À Paris par exemple, il n’est pas toujours facile -et déconseillé- d’utiliser sa trottinette sur les trottoirs en raison de la forte affluence des piétons. La législation indique d’ailleurs que dans ce cas, l’engin ne doit pas excéder la vitesse moyenne de marche qui est de 6 km/h. Heureusement, les pistes cyclables sont légions et il est ainsi possible d’utiliser tout le potentiel de l’appareil. Il arrive souvent d’aller plus vite que les cyclistes. La chose se corse en banlieue où l’on aura davantage la nécessité de passer sur la route (trottoirs déformés, pas de pistes, vitesse trop élevée, etc).


trot_feux

En appuyant sur le frein, le feu arrière s’active. C’est mieux que rien. 


Trot_phare

Le phare avant. 


Au niveau de la loi, un flou juridique flotte encore autour de la trottinette électrique. En principe, un véhicule équipé d’un moteur pouvant aller à plus de 25 km/h est censé être muni d’une plaque d’immatriculation. Le port d’un casque et de protection est vivement conseillé. Je vous laisse imaginer les dégâts en cas de glisse ou de collision. Actuellement, vous ne devriez pas rencontrer de soucis avec les policiers si vous ne mettez personne en danger. Une forme de tolérance est de mise. 


Ceci n’est pas un jouet

La Booster S Evolution est un modèle haut de gamme. Dès le déballage de l’appareil, l’objet impose par ses dimensions une fois dépliée (940 x 1160 x 135 mm) et même pliée (940 x 330 x 150 mm). La taille est la même pour toutes les Boosters, seules les modèles Eco et Master sont un peu plus petits. Les matériaux utilisés transpirent la solidité. Le plateau pour poser ses pieds est assez grand pour accueillir un conducteur et même un petit enfant à l’avant (charge maximale supportée de 100 kg).


Trot_plateau


Les finitions sont ainsi très propres. Le guidon ajustable est parfait pour les grandes comme les petites personnes, les fils sont bien protégés, tout comme la batterie sous le plateau. On regrettera peut-être les poignées qui peuvent fournir des fourmis sur de très longs trajets. L’écran LCD permet d’avoir des informations sur la vitesse, la charge de la batterie, le mode de course et la distance parcourue. Point assez étrange : le compteur semble parfois passer d’un pourcentage à un autre en fonction de l’utilisation de la trottinette sur la même course. En passant du plat à une légère montée, la batterie est passée de 20 à 0% -grosse frayeur-.  On regrettera aussi la faible luminosité rendant la lecture difficile en plein soleil. Cela étant dit, mieux vaut regarder la route, parce que la vitesse est de mise.


Trot_compteur

On retrouve la vitesse de course, les kilomètres parcourus, la température l’autonomie et le mode activé. 
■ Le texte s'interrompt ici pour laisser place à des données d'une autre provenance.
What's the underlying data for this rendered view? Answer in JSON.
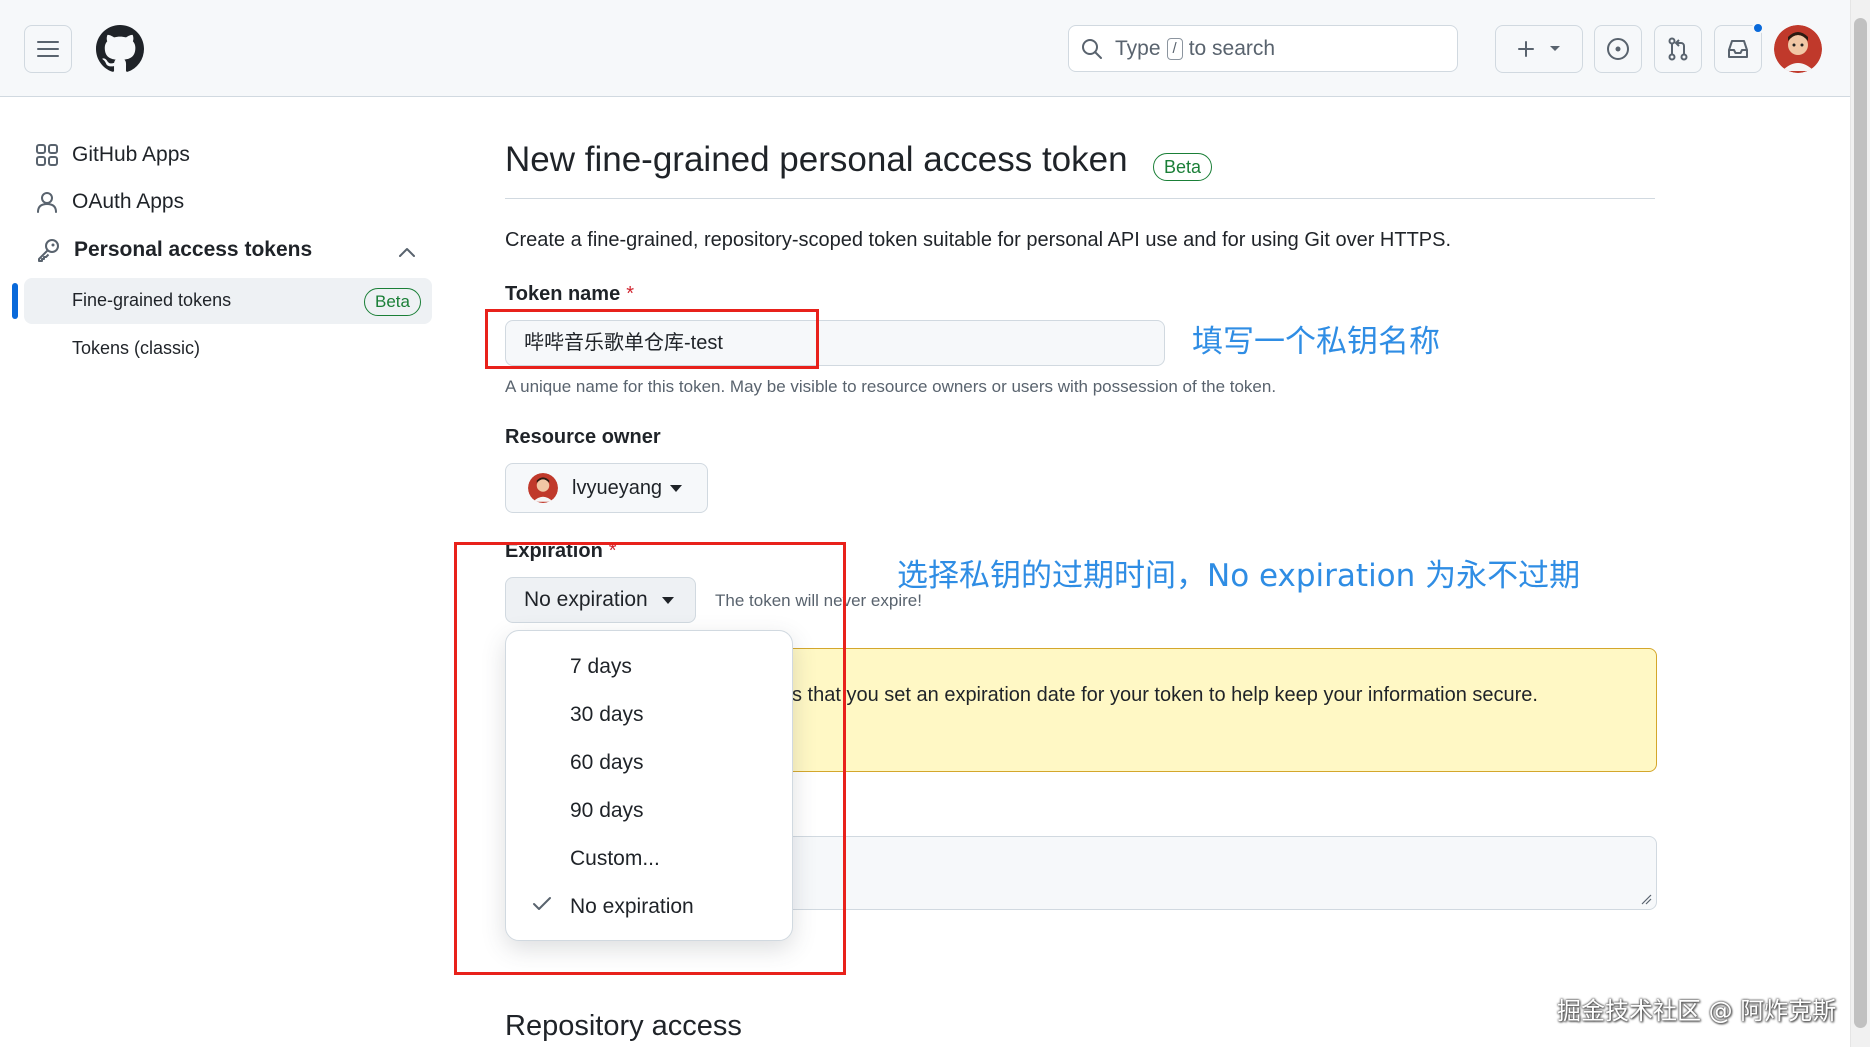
{
  "header": {
    "search": {
      "prefix": "Type",
      "kbd": "/",
      "suffix": "to search"
    }
  },
  "sidebar": {
    "items": [
      {
        "label": "GitHub Apps"
      },
      {
        "label": "OAuth Apps"
      },
      {
        "label": "Personal access tokens"
      }
    ],
    "sub_items": [
      {
        "label": "Fine-grained tokens",
        "badge": "Beta"
      },
      {
        "label": "Tokens (classic)"
      }
    ]
  },
  "main": {
    "title": "New fine-grained personal access token",
    "title_badge": "Beta",
    "description": "Create a fine-grained, repository-scoped token suitable for personal API use and for using Git over HTTPS.",
    "token_name": {
      "label": "Token name",
      "required": "*",
      "value": "哔哔音乐歌单仓库-test",
      "hint": "A unique name for this token. May be visible to resource owners or users with possession of the token."
    },
    "resource_owner": {
      "label": "Resource owner",
      "value": "lvyueyang"
    },
    "expiration": {
      "label": "Expiration",
      "required": "*",
      "selected": "No expiration",
      "note": "The token will never expire!",
      "options": [
        "7 days",
        "30 days",
        "60 days",
        "90 days",
        "Custom...",
        "No expiration"
      ]
    },
    "warning_text": "s that you set an expiration date for your token to help keep your information secure.",
    "repository_access_heading": "Repository access"
  },
  "annotations": {
    "note1": "填写一个私钥名称",
    "note2": "选择私钥的过期时间，No expiration 为永不过期"
  },
  "watermark": "掘金技术社区 @ 阿炸克斯",
  "colors": {
    "accent": "#0969da",
    "success": "#1a7f37",
    "danger": "#d1242f",
    "annotation_red": "#e8211b",
    "annotation_blue": "#2f8de4",
    "warning_bg": "#fff8c5"
  }
}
YOLO : la puissance au rendez-vous

Quatre boutons sont à disposition : un klaxon, un bouton pour activer le phare avant, un pour changer de mode et le dernier pour démarrer/éteindre la trottinette. L’accélération s’effectue à l’aide de la gâchette de droite. Accrochez-vous, car le moteur peut monter jusqu’à 950 tours/min et vous fera atteindre les 30 km/h en moins de 10 secondes. Beaucoup de puissance. On démarre au quart de tour, ce qui peut surprendre notamment les automobilistes. Vous allez les dépasser parfois et même rouler à leurs vitesses dans les rues limitées à 30 km/h. Attention aux priorités à droite, car le code de la route est le même pour tous.
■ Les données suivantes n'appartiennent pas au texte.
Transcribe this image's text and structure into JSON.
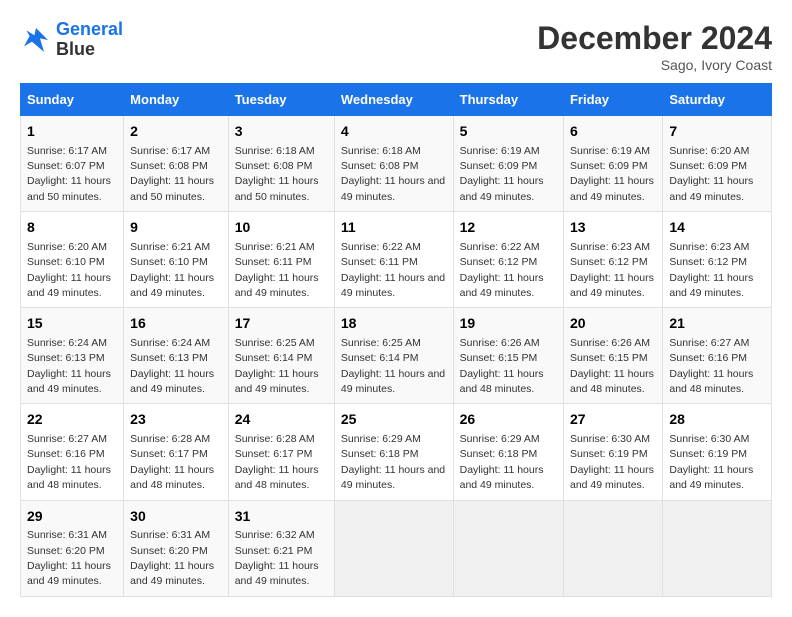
{
  "header": {
    "logo_line1": "General",
    "logo_line2": "Blue",
    "month": "December 2024",
    "location": "Sago, Ivory Coast"
  },
  "days_of_week": [
    "Sunday",
    "Monday",
    "Tuesday",
    "Wednesday",
    "Thursday",
    "Friday",
    "Saturday"
  ],
  "weeks": [
    [
      {
        "day": "1",
        "sunrise": "6:17 AM",
        "sunset": "6:07 PM",
        "daylight": "11 hours and 50 minutes."
      },
      {
        "day": "2",
        "sunrise": "6:17 AM",
        "sunset": "6:08 PM",
        "daylight": "11 hours and 50 minutes."
      },
      {
        "day": "3",
        "sunrise": "6:18 AM",
        "sunset": "6:08 PM",
        "daylight": "11 hours and 50 minutes."
      },
      {
        "day": "4",
        "sunrise": "6:18 AM",
        "sunset": "6:08 PM",
        "daylight": "11 hours and 49 minutes."
      },
      {
        "day": "5",
        "sunrise": "6:19 AM",
        "sunset": "6:09 PM",
        "daylight": "11 hours and 49 minutes."
      },
      {
        "day": "6",
        "sunrise": "6:19 AM",
        "sunset": "6:09 PM",
        "daylight": "11 hours and 49 minutes."
      },
      {
        "day": "7",
        "sunrise": "6:20 AM",
        "sunset": "6:09 PM",
        "daylight": "11 hours and 49 minutes."
      }
    ],
    [
      {
        "day": "8",
        "sunrise": "6:20 AM",
        "sunset": "6:10 PM",
        "daylight": "11 hours and 49 minutes."
      },
      {
        "day": "9",
        "sunrise": "6:21 AM",
        "sunset": "6:10 PM",
        "daylight": "11 hours and 49 minutes."
      },
      {
        "day": "10",
        "sunrise": "6:21 AM",
        "sunset": "6:11 PM",
        "daylight": "11 hours and 49 minutes."
      },
      {
        "day": "11",
        "sunrise": "6:22 AM",
        "sunset": "6:11 PM",
        "daylight": "11 hours and 49 minutes."
      },
      {
        "day": "12",
        "sunrise": "6:22 AM",
        "sunset": "6:12 PM",
        "daylight": "11 hours and 49 minutes."
      },
      {
        "day": "13",
        "sunrise": "6:23 AM",
        "sunset": "6:12 PM",
        "daylight": "11 hours and 49 minutes."
      },
      {
        "day": "14",
        "sunrise": "6:23 AM",
        "sunset": "6:12 PM",
        "daylight": "11 hours and 49 minutes."
      }
    ],
    [
      {
        "day": "15",
        "sunrise": "6:24 AM",
        "sunset": "6:13 PM",
        "daylight": "11 hours and 49 minutes."
      },
      {
        "day": "16",
        "sunrise": "6:24 AM",
        "sunset": "6:13 PM",
        "daylight": "11 hours and 49 minutes."
      },
      {
        "day": "17",
        "sunrise": "6:25 AM",
        "sunset": "6:14 PM",
        "daylight": "11 hours and 49 minutes."
      },
      {
        "day": "18",
        "sunrise": "6:25 AM",
        "sunset": "6:14 PM",
        "daylight": "11 hours and 49 minutes."
      },
      {
        "day": "19",
        "sunrise": "6:26 AM",
        "sunset": "6:15 PM",
        "daylight": "11 hours and 48 minutes."
      },
      {
        "day": "20",
        "sunrise": "6:26 AM",
        "sunset": "6:15 PM",
        "daylight": "11 hours and 48 minutes."
      },
      {
        "day": "21",
        "sunrise": "6:27 AM",
        "sunset": "6:16 PM",
        "daylight": "11 hours and 48 minutes."
      }
    ],
    [
      {
        "day": "22",
        "sunrise": "6:27 AM",
        "sunset": "6:16 PM",
        "daylight": "11 hours and 48 minutes."
      },
      {
        "day": "23",
        "sunrise": "6:28 AM",
        "sunset": "6:17 PM",
        "daylight": "11 hours and 48 minutes."
      },
      {
        "day": "24",
        "sunrise": "6:28 AM",
        "sunset": "6:17 PM",
        "daylight": "11 hours and 48 minutes."
      },
      {
        "day": "25",
        "sunrise": "6:29 AM",
        "sunset": "6:18 PM",
        "daylight": "11 hours and 49 minutes."
      },
      {
        "day": "26",
        "sunrise": "6:29 AM",
        "sunset": "6:18 PM",
        "daylight": "11 hours and 49 minutes."
      },
      {
        "day": "27",
        "sunrise": "6:30 AM",
        "sunset": "6:19 PM",
        "daylight": "11 hours and 49 minutes."
      },
      {
        "day": "28",
        "sunrise": "6:30 AM",
        "sunset": "6:19 PM",
        "daylight": "11 hours and 49 minutes."
      }
    ],
    [
      {
        "day": "29",
        "sunrise": "6:31 AM",
        "sunset": "6:20 PM",
        "daylight": "11 hours and 49 minutes."
      },
      {
        "day": "30",
        "sunrise": "6:31 AM",
        "sunset": "6:20 PM",
        "daylight": "11 hours and 49 minutes."
      },
      {
        "day": "31",
        "sunrise": "6:32 AM",
        "sunset": "6:21 PM",
        "daylight": "11 hours and 49 minutes."
      },
      null,
      null,
      null,
      null
    ]
  ]
}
À noter que l’effet punchy diminue au fur et à mesure que la batterie se vide. Vous n’aurez pas la même accélération ni la même vitesse de pointe à 100 % qu’à 40 % de batterie. Dommage, mais c’est sans doute afin de préserver la plus grande autonomie possible. Il est possible d’accéder à de multiples options un peu cachées avec des manipulations de touches. Loin de demander la même dextérité qu’un combo dans Street Fighter, certaines sont compliquées à retenir à cause du code à composer (une gachette à enfoncer, démarrage de la trot’, puis composition d’un code pour activer le phare arrière par exemple). Il est aussi possible d’activer un régulateur de vitesse (5 positions enregistrées).
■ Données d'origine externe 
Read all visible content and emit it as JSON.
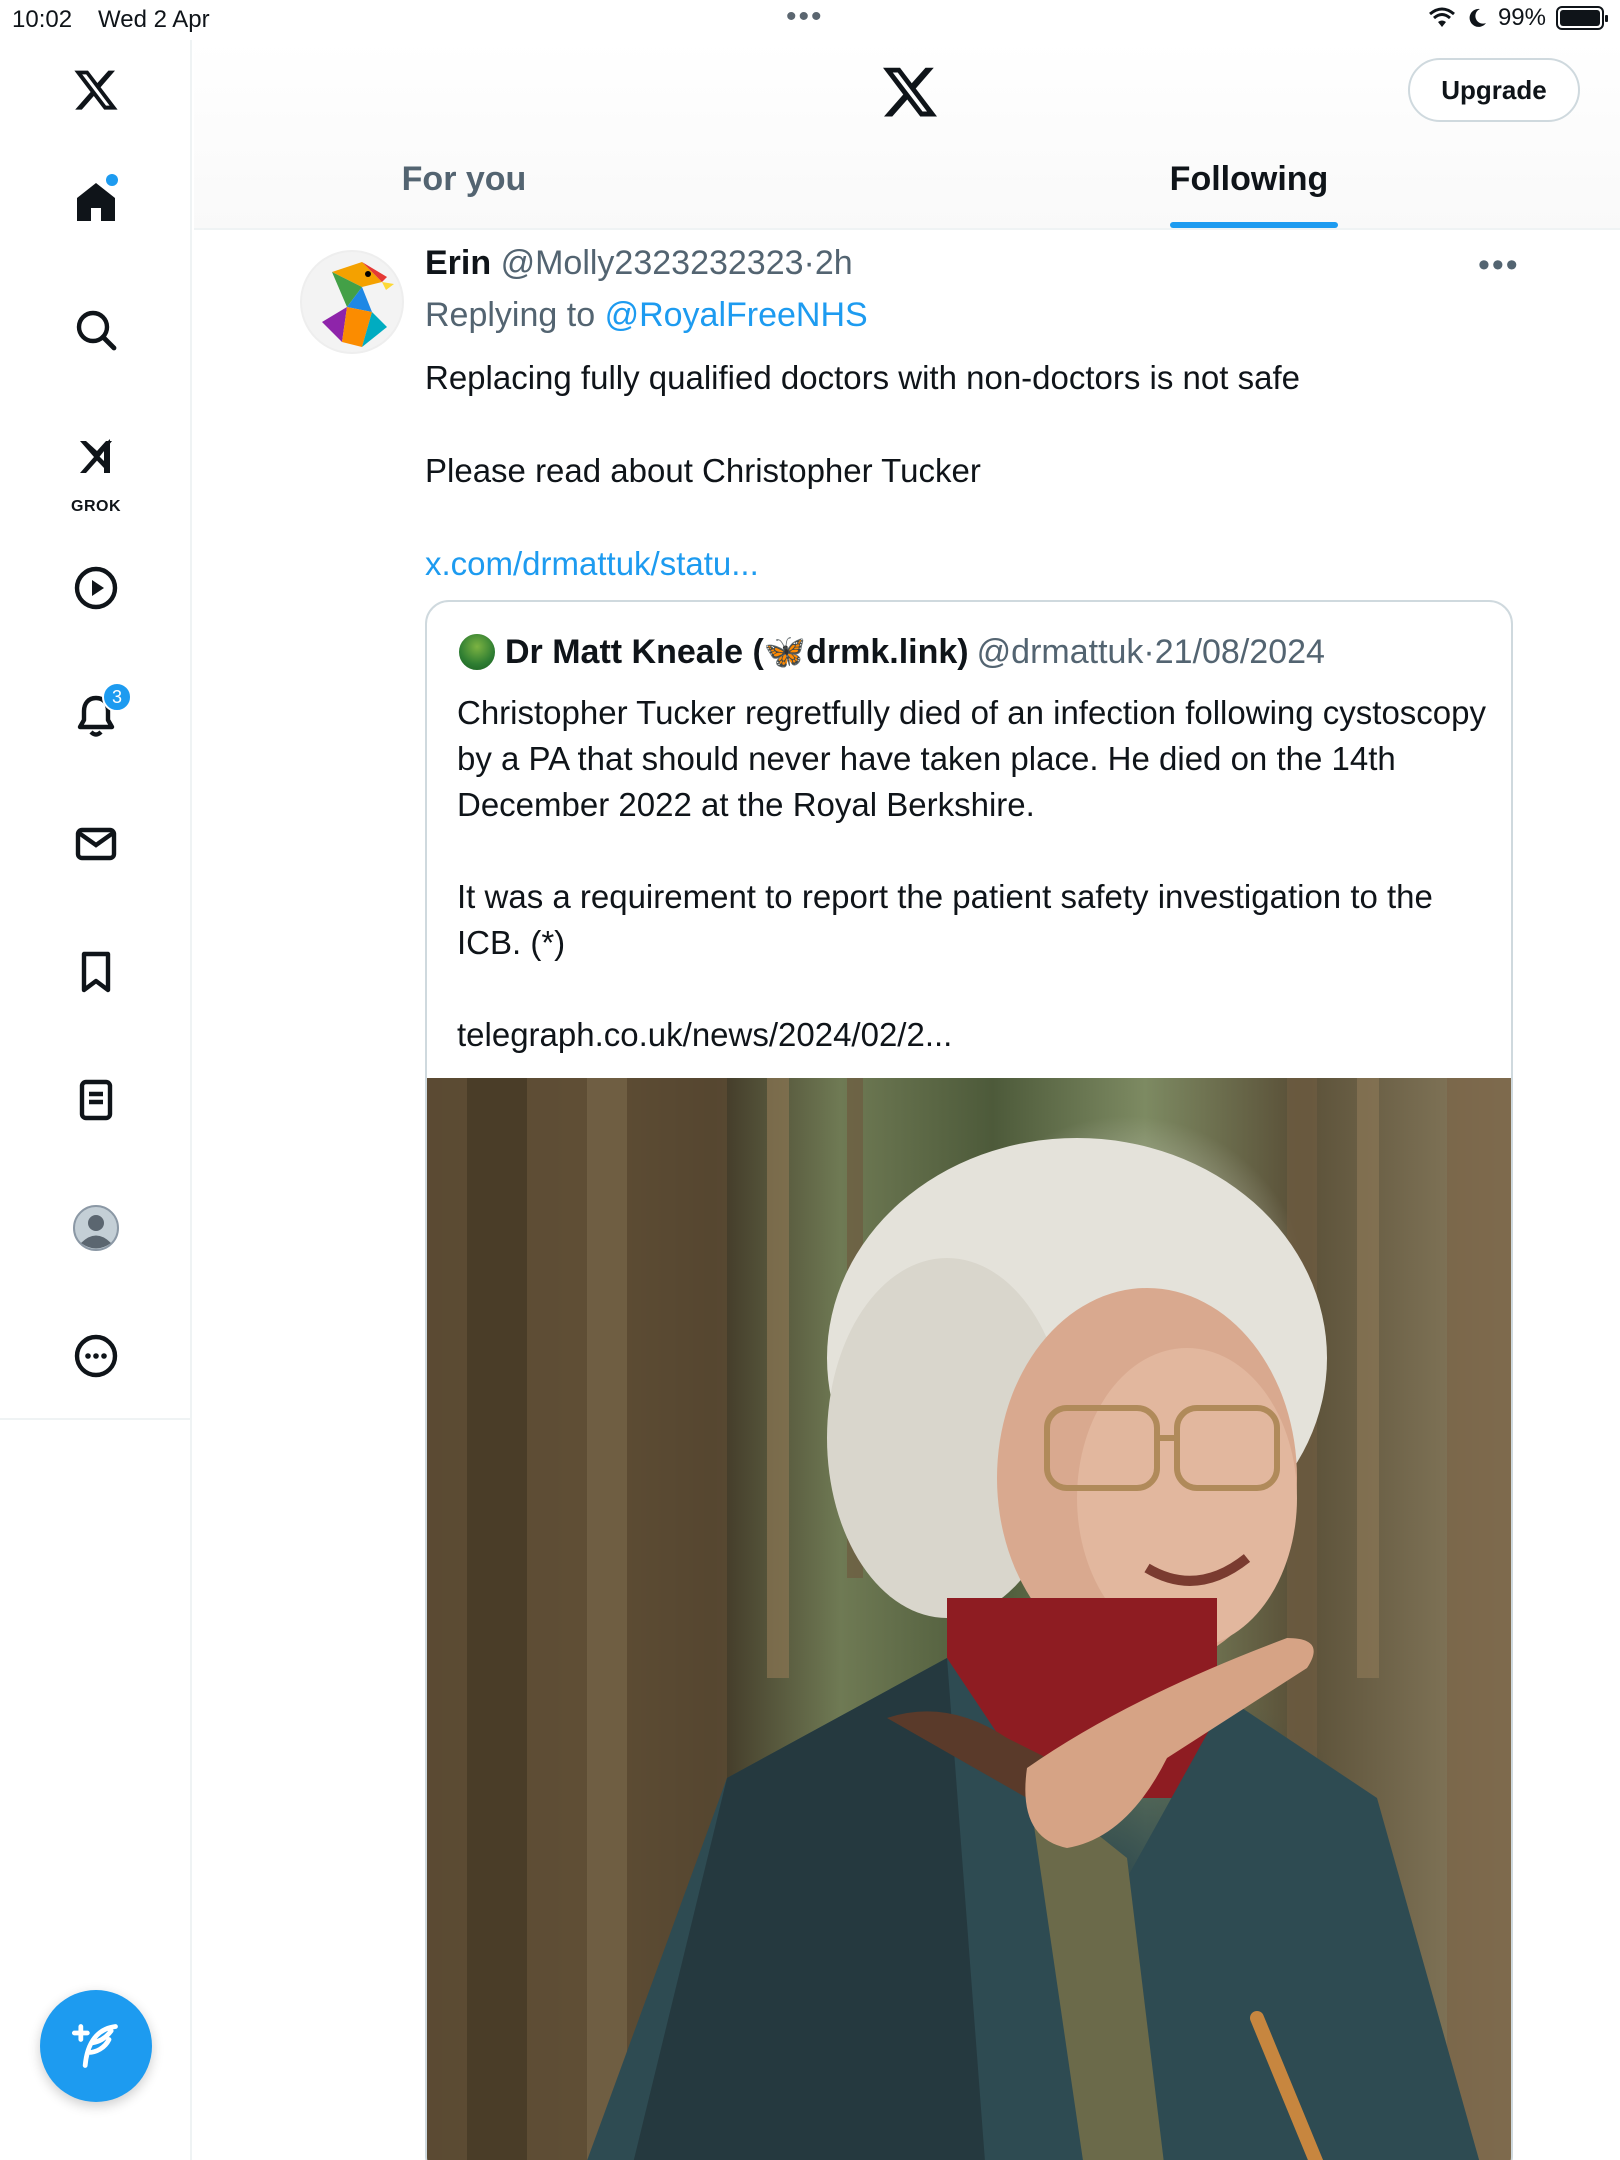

Reste encore une gâchette, celle de gauche. Elle enclenche un frein très puissant qui surprend la première fois, surtout à pleine vitesse. L’avantage, c’est qu’on peut récupérer de la batterie par ce biais. Reste aussi la possibilité d’appuyer sur le frein arrière avec son pied en cas d’urgence. Tout cela rejoint un point très important : il faut faire très attention à sa conduite.


Trot_gachette


Beaucoup de puissance, mais aussi, du contrôle

Au-delà de la force du moteur, la Booster S Evolution offre une excellente tenue de route. C’est un véritable plaisir d’emprunter la route et de longer les canaux parisiens. Le moteur s’active davantage sur les montées. À plus de 25 degrés, il faudra donner un peu d’aide en poussant ou en descendant de la trottinette.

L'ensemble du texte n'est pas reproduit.